Présomption de détournement : Edgard Alain Mebe Ngo’o crie à l’ « instrumentalisation » de son procès.

Présomption de détournement : Edgard Alain Mebe Ngo’o crie à l’ « instrumentalisation » de son procès.

 

Outre la dénonciation du document élaboré par le directeur général de l’Anif, l’ex-mindef fustige au cours de l’audience du 23 juin dernier au Tcs, la considération par le Ministère public, des témoins dont il qualifie l’un de « ripoux ».

 

 

Par Florentin Ndatewouo

 

 

Désarroi. Le terme traduit l’état d’esprit qui anime Edgard Alain Mebe Ngo’o. « Je suis stupéfait et même scandalisé que le ministère public, une juridiction aussi prestigieuse considère le témoignage d’une personne ayant été révoquée, un officier ripoux. » Ainsi, réagit-il à l’interrogatoire de l’un de ses avocats, Me Noelle Amougou Koé. A l’audience du 23 juin dernier au Tribunal criminel spécial (Tcs) de Yaoundé, le Conseil de la défense demande à son client de faire des observations sur l’accusation portée contre lui par le Contre-amiral Sola Jean Pierre. Ce dernier a été révoqué par décret présidentiel du 26 décembre 2013, selon la partie défenderesse.

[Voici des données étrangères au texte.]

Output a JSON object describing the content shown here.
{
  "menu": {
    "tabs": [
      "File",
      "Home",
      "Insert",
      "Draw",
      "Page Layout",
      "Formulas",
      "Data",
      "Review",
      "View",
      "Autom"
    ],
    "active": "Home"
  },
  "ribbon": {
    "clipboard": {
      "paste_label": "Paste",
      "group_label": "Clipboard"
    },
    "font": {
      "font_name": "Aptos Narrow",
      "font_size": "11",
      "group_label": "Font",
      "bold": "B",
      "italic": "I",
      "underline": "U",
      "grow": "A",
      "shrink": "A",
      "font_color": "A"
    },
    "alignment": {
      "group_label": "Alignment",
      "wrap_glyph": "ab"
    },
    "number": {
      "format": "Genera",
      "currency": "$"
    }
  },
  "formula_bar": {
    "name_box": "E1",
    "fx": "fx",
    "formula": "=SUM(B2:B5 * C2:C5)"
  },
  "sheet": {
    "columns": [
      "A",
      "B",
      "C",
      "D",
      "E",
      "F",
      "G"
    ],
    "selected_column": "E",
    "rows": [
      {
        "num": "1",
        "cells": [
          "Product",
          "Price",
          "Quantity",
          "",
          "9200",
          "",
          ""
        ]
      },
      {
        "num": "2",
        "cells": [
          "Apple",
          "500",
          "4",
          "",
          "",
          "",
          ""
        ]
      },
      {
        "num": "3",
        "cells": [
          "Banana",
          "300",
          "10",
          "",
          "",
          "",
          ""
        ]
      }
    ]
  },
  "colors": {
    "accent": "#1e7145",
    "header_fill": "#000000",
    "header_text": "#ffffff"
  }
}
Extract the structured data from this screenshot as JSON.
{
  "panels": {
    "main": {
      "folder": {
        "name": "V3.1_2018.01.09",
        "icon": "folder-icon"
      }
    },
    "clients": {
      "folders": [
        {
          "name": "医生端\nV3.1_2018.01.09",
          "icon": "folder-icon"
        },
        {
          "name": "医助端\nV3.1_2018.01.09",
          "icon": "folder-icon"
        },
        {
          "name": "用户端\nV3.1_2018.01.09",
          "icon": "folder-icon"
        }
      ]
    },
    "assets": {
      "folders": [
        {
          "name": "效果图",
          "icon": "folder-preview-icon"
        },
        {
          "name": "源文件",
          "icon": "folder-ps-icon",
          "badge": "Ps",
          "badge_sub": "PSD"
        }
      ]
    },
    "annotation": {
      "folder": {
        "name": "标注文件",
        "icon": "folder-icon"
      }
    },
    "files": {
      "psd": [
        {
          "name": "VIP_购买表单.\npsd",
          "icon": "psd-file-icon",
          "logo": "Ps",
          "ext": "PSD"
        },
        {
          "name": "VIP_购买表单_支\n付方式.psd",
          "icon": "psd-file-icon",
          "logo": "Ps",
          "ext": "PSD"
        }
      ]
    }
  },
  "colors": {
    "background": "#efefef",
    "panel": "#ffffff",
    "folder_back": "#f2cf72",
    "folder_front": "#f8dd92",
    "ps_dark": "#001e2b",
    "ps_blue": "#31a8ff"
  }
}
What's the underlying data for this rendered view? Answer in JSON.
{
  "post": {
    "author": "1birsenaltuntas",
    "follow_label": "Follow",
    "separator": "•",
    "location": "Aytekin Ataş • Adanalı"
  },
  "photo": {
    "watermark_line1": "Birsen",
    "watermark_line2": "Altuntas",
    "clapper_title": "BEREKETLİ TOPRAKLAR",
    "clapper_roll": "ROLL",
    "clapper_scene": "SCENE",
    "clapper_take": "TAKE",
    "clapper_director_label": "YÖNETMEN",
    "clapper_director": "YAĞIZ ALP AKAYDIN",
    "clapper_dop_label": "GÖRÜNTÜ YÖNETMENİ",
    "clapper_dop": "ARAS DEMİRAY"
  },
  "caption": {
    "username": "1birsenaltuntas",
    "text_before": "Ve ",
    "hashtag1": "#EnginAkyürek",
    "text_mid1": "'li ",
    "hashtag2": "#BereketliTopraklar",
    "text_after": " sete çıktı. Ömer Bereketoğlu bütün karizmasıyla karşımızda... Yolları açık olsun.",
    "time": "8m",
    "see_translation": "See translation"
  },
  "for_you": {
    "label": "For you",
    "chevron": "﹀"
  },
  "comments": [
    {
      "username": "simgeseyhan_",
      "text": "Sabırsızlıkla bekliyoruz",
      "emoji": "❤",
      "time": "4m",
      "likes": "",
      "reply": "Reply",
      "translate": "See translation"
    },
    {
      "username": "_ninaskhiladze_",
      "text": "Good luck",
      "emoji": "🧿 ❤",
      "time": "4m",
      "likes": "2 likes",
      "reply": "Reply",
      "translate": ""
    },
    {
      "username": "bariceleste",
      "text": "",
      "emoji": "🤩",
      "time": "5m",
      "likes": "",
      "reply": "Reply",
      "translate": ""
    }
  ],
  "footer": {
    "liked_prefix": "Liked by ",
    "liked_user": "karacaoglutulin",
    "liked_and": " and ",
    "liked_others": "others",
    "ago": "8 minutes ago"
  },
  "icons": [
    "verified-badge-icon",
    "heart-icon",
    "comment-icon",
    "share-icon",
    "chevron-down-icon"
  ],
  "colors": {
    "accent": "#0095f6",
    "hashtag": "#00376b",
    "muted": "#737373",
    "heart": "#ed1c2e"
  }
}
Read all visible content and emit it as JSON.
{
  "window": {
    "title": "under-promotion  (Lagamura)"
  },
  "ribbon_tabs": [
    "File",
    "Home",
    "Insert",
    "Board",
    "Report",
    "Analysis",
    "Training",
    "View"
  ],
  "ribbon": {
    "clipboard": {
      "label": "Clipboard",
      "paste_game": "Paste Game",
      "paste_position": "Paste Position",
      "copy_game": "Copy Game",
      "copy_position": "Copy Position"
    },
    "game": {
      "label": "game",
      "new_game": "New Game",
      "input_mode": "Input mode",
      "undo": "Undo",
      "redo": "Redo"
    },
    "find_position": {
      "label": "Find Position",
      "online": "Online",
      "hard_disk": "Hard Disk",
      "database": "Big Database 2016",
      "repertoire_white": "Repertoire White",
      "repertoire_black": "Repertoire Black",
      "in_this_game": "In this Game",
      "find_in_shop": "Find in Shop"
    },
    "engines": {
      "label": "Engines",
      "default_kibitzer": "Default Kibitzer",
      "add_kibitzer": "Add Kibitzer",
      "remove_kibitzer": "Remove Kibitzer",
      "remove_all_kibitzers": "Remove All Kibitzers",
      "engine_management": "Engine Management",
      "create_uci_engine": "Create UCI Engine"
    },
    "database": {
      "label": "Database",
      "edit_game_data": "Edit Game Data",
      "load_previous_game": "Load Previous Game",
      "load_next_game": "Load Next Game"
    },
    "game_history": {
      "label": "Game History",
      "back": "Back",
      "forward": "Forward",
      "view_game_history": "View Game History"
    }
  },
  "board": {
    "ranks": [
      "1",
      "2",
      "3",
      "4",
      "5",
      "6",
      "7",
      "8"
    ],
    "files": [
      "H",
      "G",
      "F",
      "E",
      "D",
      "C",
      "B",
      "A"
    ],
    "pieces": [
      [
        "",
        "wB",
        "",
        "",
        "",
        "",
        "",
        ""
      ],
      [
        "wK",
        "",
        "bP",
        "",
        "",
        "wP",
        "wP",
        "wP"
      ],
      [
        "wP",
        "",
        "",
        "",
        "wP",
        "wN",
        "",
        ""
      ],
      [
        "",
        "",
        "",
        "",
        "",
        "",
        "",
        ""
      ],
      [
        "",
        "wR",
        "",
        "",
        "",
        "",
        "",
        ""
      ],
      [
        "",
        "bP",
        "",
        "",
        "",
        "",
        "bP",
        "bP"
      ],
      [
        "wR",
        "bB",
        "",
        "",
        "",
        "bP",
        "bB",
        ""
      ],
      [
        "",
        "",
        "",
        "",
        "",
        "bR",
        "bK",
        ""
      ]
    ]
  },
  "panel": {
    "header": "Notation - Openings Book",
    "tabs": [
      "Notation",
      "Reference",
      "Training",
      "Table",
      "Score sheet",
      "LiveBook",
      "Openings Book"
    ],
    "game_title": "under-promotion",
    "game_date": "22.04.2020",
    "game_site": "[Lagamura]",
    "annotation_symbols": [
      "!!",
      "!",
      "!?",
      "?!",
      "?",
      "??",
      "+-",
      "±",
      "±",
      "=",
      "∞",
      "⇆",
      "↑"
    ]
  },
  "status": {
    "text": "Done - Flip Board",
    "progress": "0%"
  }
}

La colère de Edgard Alain Mebe Ngo’o trouve son fondement dans une correspondance du Directeur général de l’Agence nationale des investigations financière (Anif). Cette lettre est adressée par Hubert Ndé Sabone, en date du 13 août 2018 au ministre secrétaire général de la Présidence de la République d’alors, Laurent Esso.

A la question de savoir quel est le bienfondé de la missive, l’accusé y décèle un pot aux roses : « J’ai bien peur qu’on soit dans un cas d’instrumentalisation. Si chacun doit se prévaloir des attributions qui lui sont conférées par ses missions régaliennes- pour régler des comptes- je crois que nous n’en sortirons pas. »

Edgard Alain Mebe est appelé à faire des observations sur ce document. « Je note pour ma part que l’Anif a été saisie en violation du décret qui la crée et fixe ses attributions. » L’ex-Mindef indique que l’objet officiel de la correspondance est lié à la situation financière de la société Magforce Cameroun : « J’estime qu’il y a une contradiction entre l’économie de lettre et son objet. » De plus, le mis en cause regrette le fait que, « l’Anif a été saisie sur la base d’information non avérées, notamment un dossier de blanchiment en bande organisée. Ce dossier de mon modeste point de vue est imaginaire jusqu’à ce qu’on me le présente. »

 

 

« A cause de cette déclaration, la société Limousine prestige qui a été créée par mon épouse en 1997 alors que j’étais préfet du Mfoundi a été raillé de la carte des petites et moyennes entreprises (Pme). »

 

 

 

 

L’Agence nationale des investigations financières met à l’actif de Edgard Alain Mebe Ngo’o, 08 comptes ouverts dans des structures bancaires au Cameroun. Son épouse est, d’après cette structure titulaire elle aussi de 08 comptes bancaires. La somme d’environ 300 millions Fcfa y aurait été comptabilisée. Edgard Alain Mebe Ngo’o note que l’Anif mentionne dans le document querellé les déclarations selon lesquelles, «l’origine d’importantes sommes d’argent ne sont pas toujours justifiées (…) Les fonds d’origines injustifiées manipulés dans les comptes bancaires de sieurs Mebe Ngo’o pourraient provenir de rétro-commissions (…) Les paiements de ces rétro-commissions peuvent avoir transités… » Des déclarations au mode conditionnel qui, rappelle l’accusé, suggère l’incertitude.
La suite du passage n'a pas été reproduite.